Presence

J takes a yearly week to two week motorcycle trip with his old friends.
I always miss him when he’s gone.

I try to distract myself by doing lots of chores. I try to write more. I put a bunch of loose photos away in albums and ordered photos I’ve been putting off ordering since the holidays (yes, really).

I baked raspberry chocolate chip bread. And froze 2/3 of it so I didn’t eat it all.
I talk to a lot of friends. I took The Boy to the zoo. Our house is extra clean. I’ve finished reading 2 books.

But wow. I miss J. A lot.

I know I’ve written before here how J isn’t a talkative or particularly gregarious man. But the house seems empty and quiet when he’s not here. His absence is FELT. And there’s this prevailing conversation around J taking this trip with people who ‘know’ me in my real life, where they can tell I’m a little down about him being away, and they say things like…

“It will be a nice *break,* having the house to yourself for a week…sleeping in the whole entire bed…watching/eating/doing whatever you want…”
I mean, I’m not insulting these folks, and I know they don’t really mean harm by the things they say. They’re trying to make me feel better. I am normally an arguably irrationally positive person, so when J’s not around and I’m noticeably down, this is their attempt to steer me toward the bright side, but…I don’t feel like J being gone is a ‘break’ in any way shape or form.
I love J. I love it when he’s around me. I love his presence, even when it’s almost always very quiet and unobtrusive. Maybe other people wouldn’t even notice he was gone if they were me, but boy…I notice. And it’s not a fun vacation of playing a single parent for a week or whatever other weird, borderline disturbing fantasy world they want me to concoct in the days J and I are apart. I miss him terribly. I like my partner. I like it when he’s here with me. I like sharing the bed. I don’t mind not watching the exact show I picked or eating the exact thing I’m craving. It’s not like J’s presence has EVER prevented me from doing whatever I wanted. In fact, his presence usually facilitates me doing what I want.

And his friends that he’s on this trip with normally tease him about being too connected to home while he’s away with them. He ‘checks in’ too much; calls home too much; always ends up leaving early to come home. They think that means I’m domineering and controlling…that I’m demanding he leave early…that I’m demanding he contact us at home a lot, but that’s not it. J misses us too. He goes on this trip because it’s a rare opportunity to see his old friends, and he values them, and he does (at least I hope…most of the time) have fun going, but he misses me and The Boy…our presence…in his daily life too. We like being together. And I find it utterly bizarre that so many people think we should treasure the time apart from one another like it’s a special treat.
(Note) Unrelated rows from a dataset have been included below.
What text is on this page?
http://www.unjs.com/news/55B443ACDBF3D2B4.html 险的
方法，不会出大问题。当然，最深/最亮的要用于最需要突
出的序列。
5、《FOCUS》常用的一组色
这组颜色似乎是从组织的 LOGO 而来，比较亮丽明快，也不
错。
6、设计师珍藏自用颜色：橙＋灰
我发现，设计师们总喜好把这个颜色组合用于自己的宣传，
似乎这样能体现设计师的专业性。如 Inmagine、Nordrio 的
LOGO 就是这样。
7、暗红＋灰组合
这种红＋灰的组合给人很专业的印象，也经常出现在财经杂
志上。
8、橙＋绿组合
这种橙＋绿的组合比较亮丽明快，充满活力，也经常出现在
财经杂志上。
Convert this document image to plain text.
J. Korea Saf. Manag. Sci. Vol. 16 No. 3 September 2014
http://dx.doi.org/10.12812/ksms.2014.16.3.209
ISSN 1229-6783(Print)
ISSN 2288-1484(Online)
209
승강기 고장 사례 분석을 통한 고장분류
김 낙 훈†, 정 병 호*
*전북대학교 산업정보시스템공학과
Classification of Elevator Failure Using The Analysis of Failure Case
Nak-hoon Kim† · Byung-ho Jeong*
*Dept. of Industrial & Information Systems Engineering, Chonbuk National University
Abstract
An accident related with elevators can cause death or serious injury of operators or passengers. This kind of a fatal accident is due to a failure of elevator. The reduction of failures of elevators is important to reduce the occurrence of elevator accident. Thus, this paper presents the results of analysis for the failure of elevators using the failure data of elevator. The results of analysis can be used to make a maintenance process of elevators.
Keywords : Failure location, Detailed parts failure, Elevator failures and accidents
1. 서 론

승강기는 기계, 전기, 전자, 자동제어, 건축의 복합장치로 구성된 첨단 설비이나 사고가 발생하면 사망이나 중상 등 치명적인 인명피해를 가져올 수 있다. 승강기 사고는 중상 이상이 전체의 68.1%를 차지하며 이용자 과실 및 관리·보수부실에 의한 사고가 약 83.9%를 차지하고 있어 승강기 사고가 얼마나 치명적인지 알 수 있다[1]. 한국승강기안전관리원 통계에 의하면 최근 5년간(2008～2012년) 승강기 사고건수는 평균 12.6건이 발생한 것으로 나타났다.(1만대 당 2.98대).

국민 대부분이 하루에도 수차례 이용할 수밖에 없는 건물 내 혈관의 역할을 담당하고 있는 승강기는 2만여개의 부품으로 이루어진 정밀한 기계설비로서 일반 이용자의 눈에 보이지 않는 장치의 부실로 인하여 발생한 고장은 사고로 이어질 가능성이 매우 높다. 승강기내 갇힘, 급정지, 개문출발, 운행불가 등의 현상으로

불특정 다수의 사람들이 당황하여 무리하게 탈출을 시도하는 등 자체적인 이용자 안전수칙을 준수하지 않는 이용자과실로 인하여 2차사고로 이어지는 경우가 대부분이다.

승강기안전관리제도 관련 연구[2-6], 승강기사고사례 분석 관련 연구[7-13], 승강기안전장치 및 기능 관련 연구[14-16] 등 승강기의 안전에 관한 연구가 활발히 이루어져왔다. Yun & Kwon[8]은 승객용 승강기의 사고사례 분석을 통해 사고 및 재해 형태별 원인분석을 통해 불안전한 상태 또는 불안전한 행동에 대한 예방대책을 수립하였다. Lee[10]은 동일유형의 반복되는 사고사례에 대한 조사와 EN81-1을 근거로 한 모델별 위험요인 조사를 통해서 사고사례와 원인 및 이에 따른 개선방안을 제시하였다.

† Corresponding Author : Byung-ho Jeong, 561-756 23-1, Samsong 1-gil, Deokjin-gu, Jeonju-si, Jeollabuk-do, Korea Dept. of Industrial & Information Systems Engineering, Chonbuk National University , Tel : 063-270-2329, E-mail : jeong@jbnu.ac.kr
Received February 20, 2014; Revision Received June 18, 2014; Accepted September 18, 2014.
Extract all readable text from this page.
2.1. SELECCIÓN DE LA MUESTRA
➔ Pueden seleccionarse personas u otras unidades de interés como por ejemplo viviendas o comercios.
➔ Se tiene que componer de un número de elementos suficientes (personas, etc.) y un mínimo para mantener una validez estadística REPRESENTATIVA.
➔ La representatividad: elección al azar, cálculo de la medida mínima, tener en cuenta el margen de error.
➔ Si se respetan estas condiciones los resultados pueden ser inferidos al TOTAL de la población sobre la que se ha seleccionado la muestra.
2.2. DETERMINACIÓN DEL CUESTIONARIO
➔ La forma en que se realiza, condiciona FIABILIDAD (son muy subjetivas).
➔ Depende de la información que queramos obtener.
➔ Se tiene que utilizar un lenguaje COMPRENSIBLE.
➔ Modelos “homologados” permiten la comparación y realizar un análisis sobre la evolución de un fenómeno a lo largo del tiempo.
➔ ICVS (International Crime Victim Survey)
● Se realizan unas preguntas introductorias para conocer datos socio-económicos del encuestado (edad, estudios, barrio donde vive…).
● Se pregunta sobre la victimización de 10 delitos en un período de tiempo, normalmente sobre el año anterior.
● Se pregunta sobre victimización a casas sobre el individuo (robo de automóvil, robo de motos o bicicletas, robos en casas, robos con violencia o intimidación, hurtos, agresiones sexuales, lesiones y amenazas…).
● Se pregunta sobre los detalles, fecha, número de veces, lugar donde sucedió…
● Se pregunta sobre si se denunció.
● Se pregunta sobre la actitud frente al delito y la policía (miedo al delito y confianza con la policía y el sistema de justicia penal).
I’m not arguing for codependence or isolation. Of course, your romantic partner should want you to have friends and close contacts outside your relationship with them, and should even encourage and support that, but I don’t know why it’s considered ridicule-worthy and/or argument starting or confusing for a couple to want to be together and not apart. Of course J and I are still individuals with separate contacts and interests. Of course we don’t HAVE to spend every waking second of every single day together. We don’t. We do our own thing. We have our own friends. But…we WANT to be together the vast majority of the time and it’s not skin off our respective noses to actually BE together all the time. I personally don’t think people should get married to a partner they feel they want or need ‘breaks’ from.

Let-the-wife-make-her-husband-glad-to-come-home-and-let-him-make-her-sorry-to-see-him-leave.-Martin-Luther

J does sure make me sorry to see him go every time he does.
I hope I make him glad to come home. I look forward to him getting home every day, even when he’s only spent a routine day at work.